Now, having given all these reasons for why we are not all using mark
and sweep garbage collection, let me say that pretty much any
application that would have been written in Cobol 20 years ago is
suitable for use with mark and sweep garbage collection today. That is
not meant to be flippant. Perhaps 90 percent of all software
applications have no latency requirements (other than mere user
aesthetics), no real-time requirements, don't use distributed objects,
don't call legacy C libraries that are incompatible with garbage
collection (perhaps because they already implement their own), don't
use non-heap based resources, don't mask pointers by for example
casting them back and forth between non-pointer types (oops, Carbon and
CoreFoundation are full of that), don't use pointers returned from
system calls such as shared memory (can't garbage collect the
kernel...), don't implement animation, are not device drivers etc.
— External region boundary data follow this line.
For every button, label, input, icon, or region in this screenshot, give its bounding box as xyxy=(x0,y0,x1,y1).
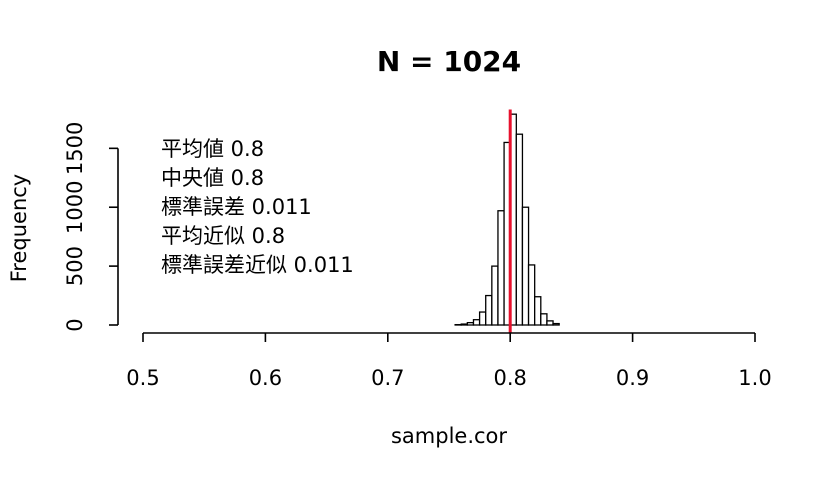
histogram-bars xyxy=(454,113,560,326)
summary-annotation: 平均近似 0.8 xyxy=(161,224,285,248)
y-axis-label: Frequency xyxy=(7,174,31,283)
x-tick-label: 1.0 xyxy=(738,366,771,390)
x-axis-label: sample.cor xyxy=(391,424,507,448)
histogram-bar xyxy=(515,133,524,326)
histogram-bar xyxy=(466,321,475,326)
x-tick-label: 0.7 xyxy=(371,366,404,390)
histogram-bar xyxy=(534,296,542,326)
x-tick-label: 0.6 xyxy=(249,366,282,390)
x-tick-label: 0.9 xyxy=(616,366,649,390)
x-tick-label: 0.8 xyxy=(493,366,526,390)
histogram-bar xyxy=(527,264,536,326)
y-tick-label: 500 xyxy=(63,246,87,286)
histogram-bar xyxy=(485,294,493,326)
chart-title: N = 1024 xyxy=(377,45,521,78)
histogram-bar xyxy=(497,210,505,326)
y-tick-label: 1000 xyxy=(63,180,87,233)
y-tick-label: 1500 xyxy=(63,122,87,175)
x-tick-label: 0.5 xyxy=(126,366,159,390)
summary-annotation: 標準誤差近似 0.011 xyxy=(161,253,354,277)
y-tick-label: 0 xyxy=(63,318,87,331)
summary-annotation: 平均値 0.8 xyxy=(161,137,264,161)
histogram-bar xyxy=(491,265,499,326)
summary-annotation: 中央値 0.8 xyxy=(161,166,264,190)
histogram-bar xyxy=(540,313,548,326)
histogram-bar xyxy=(546,320,554,326)
y-axis: 0 500 1000 1500 xyxy=(63,122,119,332)
x-axis: 0.5 0.6 0.7 0.8 0.9 1.0 xyxy=(126,332,772,390)
histogram-bar xyxy=(460,323,469,326)
summary-annotations: 平均値 0.8 中央値 0.8 標準誤差 0.011 平均近似 0.8 標準誤差近似 0… xyxy=(161,137,354,277)
summary-annotation: 標準誤差 0.011 xyxy=(161,195,312,219)
histogram-bar xyxy=(472,319,481,326)
histogram-bar xyxy=(521,206,530,326)
histogram-bar xyxy=(552,322,560,326)
histogram-bar xyxy=(478,311,487,326)
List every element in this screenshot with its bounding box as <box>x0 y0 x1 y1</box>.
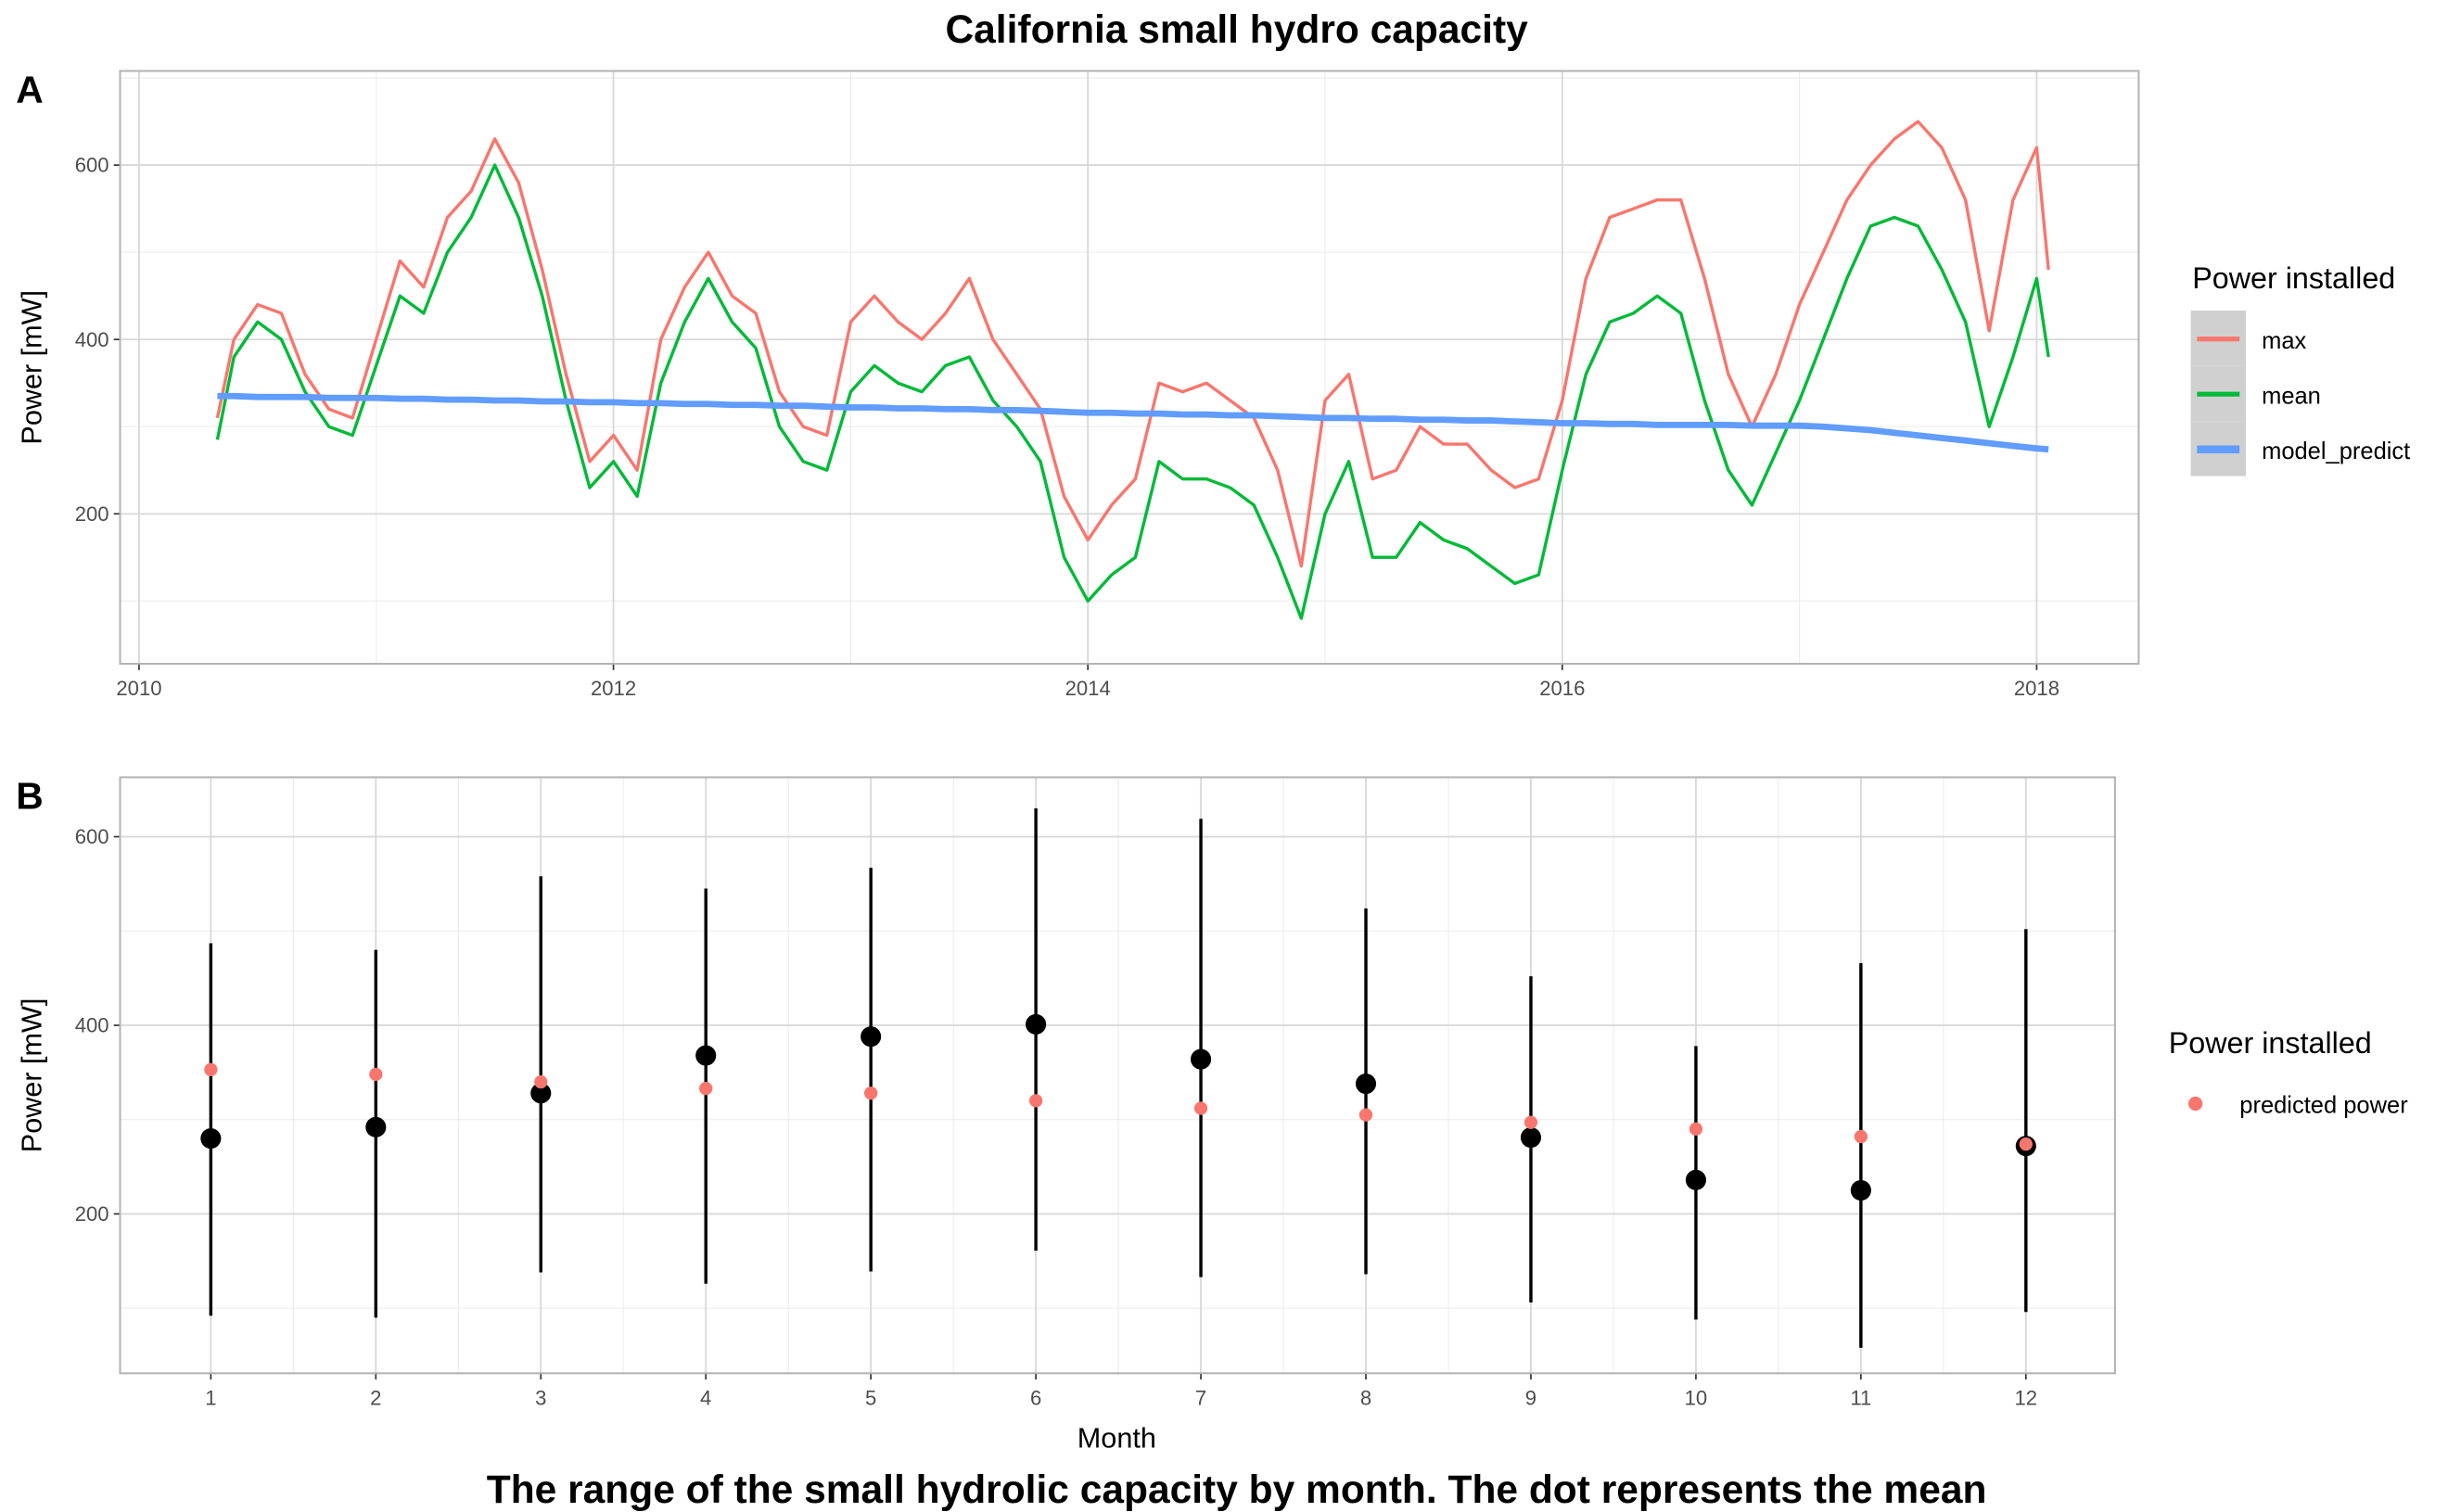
series-line-model-predict <box>217 392 2049 453</box>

There are a lot of databases applications and desktop calculators out
there...
If you want to write graphical games, device drivers, highly responsive
GUI applications, applications that use shared memory, applications
that use distributed objects, openGL applications, applications that
use existing C libraries that are incompatible with automatic garbage
collection, high performance screen savers, and similar things, you
won't be using the Boehm-Demers-Weiser conservative garbage collector
any time soon.
If Cocoa required the use of the Boehm-Demers-Weiser conservative
garbage collector, Cocoa would be excluding itself from use in many
types of application. Heck, NeXT used to implement device drivers with
Objective-C... Basically, if Cocoa used the Boehm-Demers-Weiser
conservative garbage collector, Cocoa would be limited to the
application domains served by Java. That is a big domain, but cocoa's
existing domain is even bigger (in theory), and IMHO Cocoa's reference
counting is easier to use than knowing when to use or not use weak
references with Boehm-Demers-Weiser.